Rabbi Yonason Johnsonis Director of the Maor Centre, Melbourne Australia
Dedicated to the memory of two pure and holy souls, Kfir and Ariel הי"ד and their mother Shiri הי"ד
Amongst the tragic news headlines coming out of Israel this week, you may have missed this one.
This week, Israel indicted 5 IDF reservists for abusing a Palestinian Arab Nukhba detainee being held in an Israeli security facility. The detainee was a member of Hamas and was suspected of having participated in the Shemini Atzeres (October 7) massacre. After the abuse was discovered, the reservists were arrested and official investigations of the facility were launched. Many Israelis demand their release and consider the charges false and politically motivated, as they may well be, since a doctored film was used as evidence.
Contrast this with the horrific scenes that took place this week just across the border in Gaza.
500 days ago, amongst the over 200 hundred Israelis taken captive to Gaza, Palestinian Arab terrorists abducted the innocent Bibas family, including Shiri – a young mother, and her two small children, Kfir and Ariel הי"ד, who were aged 9 months and 4 at the time.
We have all seen the footage showing the absolute fear on Shiri’s face as she desperately clutched her sons while surrounded by monstrous, bloodthirsty terrorists.
It has now been confirmed that the boys were brutally murdered by their captors with their bare hands, shortly after their abduction, and their bodies mutilated.
As their bodies were set to be returned to Israel to be mourned and buried, the Hamas terrorists engaged in a further act of degradation to their bodies. The coffins carrying their remains were posed on stage beneath Hamas propaganda and as they were being transferred, joyous, celebratory music was playing.

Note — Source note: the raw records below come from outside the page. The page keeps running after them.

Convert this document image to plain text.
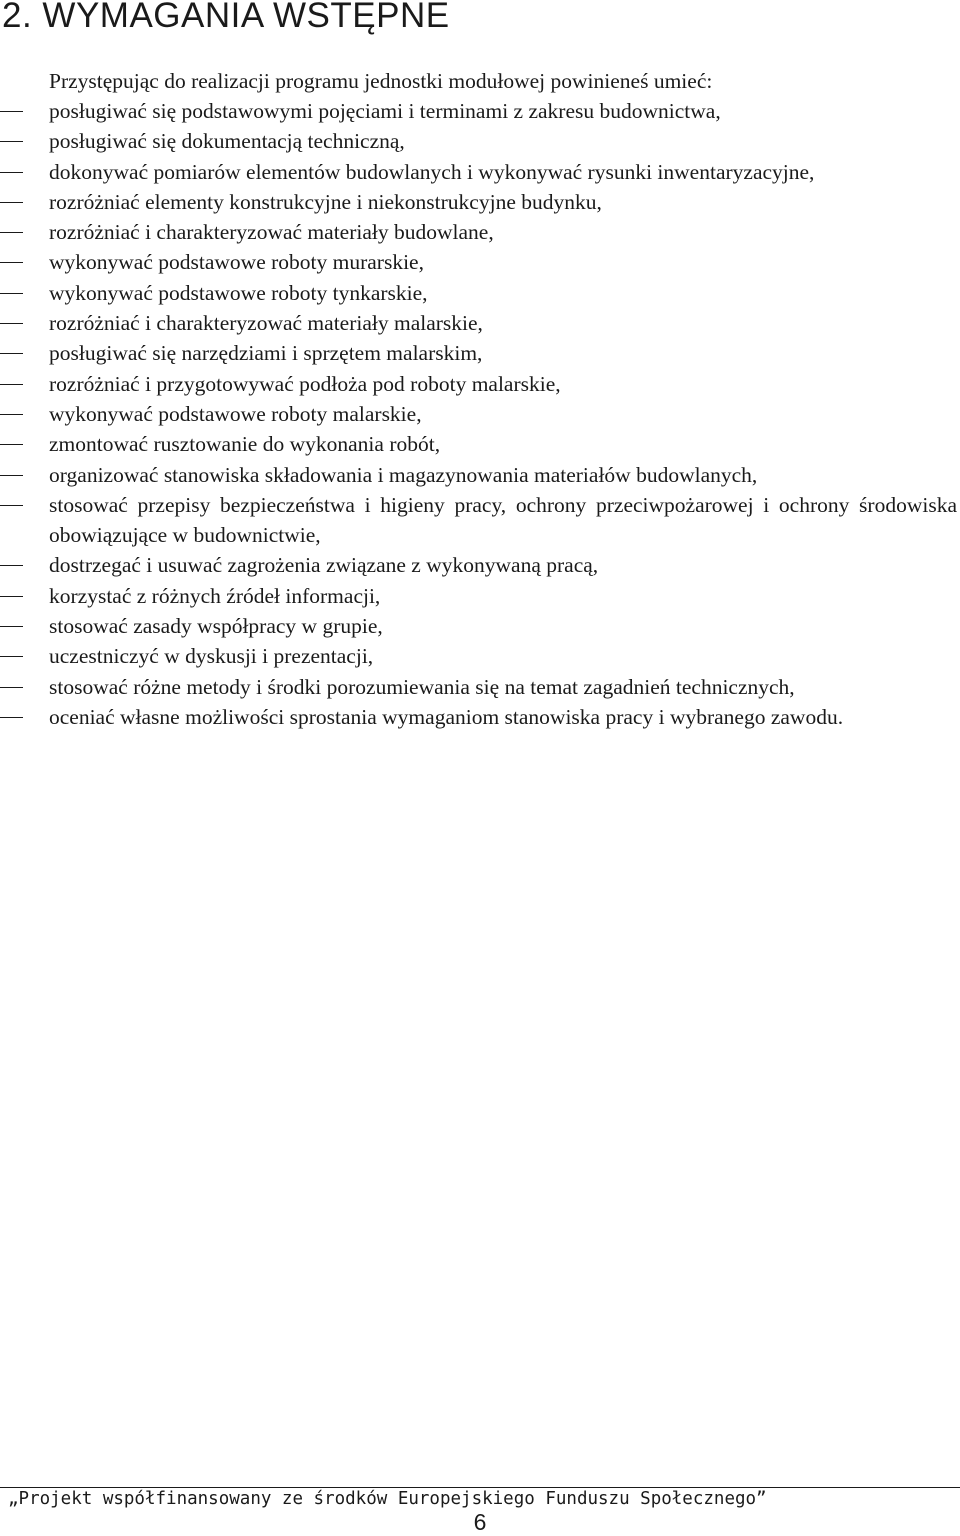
2. WYMAGANIA WSTĘPNE

Przystępując do realizacji programu jednostki modułowej powinieneś umieć:

posługiwać się podstawowymi pojęciami i terminami z zakresu budownictwa,
posługiwać się dokumentacją techniczną,
dokonywać pomiarów elementów budowlanych i wykonywać rysunki inwentaryzacyjne,
rozróżniać elementy konstrukcyjne i niekonstrukcyjne budynku,
rozróżniać i charakteryzować materiały budowlane,
wykonywać podstawowe roboty murarskie,
wykonywać podstawowe roboty tynkarskie,
rozróżniać i charakteryzować materiały malarskie,
posługiwać się narzędziami i sprzętem malarskim,
rozróżniać i przygotowywać podłoża pod roboty malarskie,
wykonywać podstawowe roboty malarskie,
zmontować rusztowanie do wykonania robót,
organizować stanowiska składowania i magazynowania materiałów budowlanych,
stosować przepisy bezpieczeństwa i higieny pracy, ochrony przeciwpożarowej i ochrony środowiska obowiązujące w budownictwie,
dostrzegać i usuwać zagrożenia związane z wykonywaną pracą,
korzystać z różnych źródeł informacji,
stosować zasady współpracy w grupie,
uczestniczyć w dyskusji i prezentacji,
stosować różne metody i środki porozumiewania się na temat zagadnień technicznych,
oceniać własne możliwości sprostania wymaganiom stanowiska pracy i wybranego zawodu.
„Projekt współfinansowany ze środków Europejskiego Funduszu Społecznego”
6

In their culture of death, throngs of the Gazan civilians (whom the world constantly reminds us are innocent victims in all of this) came to watch the “entertainment”. They brought their own young children and toddlers to watch as the butchered remains of two young boys were being paraded.
And in one final, cruel blow, it turns out that they did not even return the body of Shiri their mother as they had said, so that she could leave Gaza together with her sons and be buried alongside them. (That was rectified the same night after Israeli threats.)
When we compare these two headlines, the words of our Matriarch Leah resonate so clearly, “see the difference between these and these”.
The Palestinian Arab detainee was a grown man, an active military member of the Hamas terrorist organisation. He was suspected of participating in the greatest slaughter of Jews since the Holocaust, an attack in which innocent and defenceless women, children and elderly were butchered, raped and abducted.
Yet, the Israeli soldiers who allegedly abused the detainee were held to account under the law. They were arrested and charged and will be imprisoned for their violation of the detainee’s human rights if proven in court.
The IDF operates under the highest standards of morality. This not only reflects in their utmost care to minimise civilian casualties in war, but also in the justice and protection they extend to the terrorists who have been detained, despite their being the most evil and despicable human beings.
Not so in Gaza. Those who tortured and murdered the innocent young Bibas boys, will no doubt be celebrated as they were by the throngs of “innocent” Gazan civilians this week. They will be paraded as heroes in the streets. They will go home free to their families. They will be honoured and promoted and receive their Hamas salaries.
Amongst the many Mitzvos in Parshas Mishpatim, we read “If you encounter your enemy's ox or his donkey going astray, you shall surely bring it back to him. If you see the donkey of him who hates you, lying under its burden, and you hesitate to unload it – you shall surely unload it with him”.
The Mechilta records the interpretation of Rabbi Yoshiya, that the “enemy” in the verse refers to the non-Jewish enemies of the Jewish people with whom we are at war.
Despite the fact that we are at war with them, that they hate us and seek to destroy us, the Torah obligates us to return their animals when they are lost and to unburden them and care for them when they are struggling. And in fact, IDF soldiers cared for dogs and other animals they found wandering in Gaza.
At the same time we fight to destroy those who seek to kill us, the Torah obligates us to go above and beyond to protect not only their innocent civilians, but even their animals!
Let the social-justice warriors who brand the IDF as war criminals while supporting and justifying the actions of Hamas, look at who they are supporting and who they are accusing of crimes.
Our Torah expects us to treat their animals better than they treat our precious young children. But then again, in the eyes of monsters like Hamas scum, a Jewish toddler is less than an animal.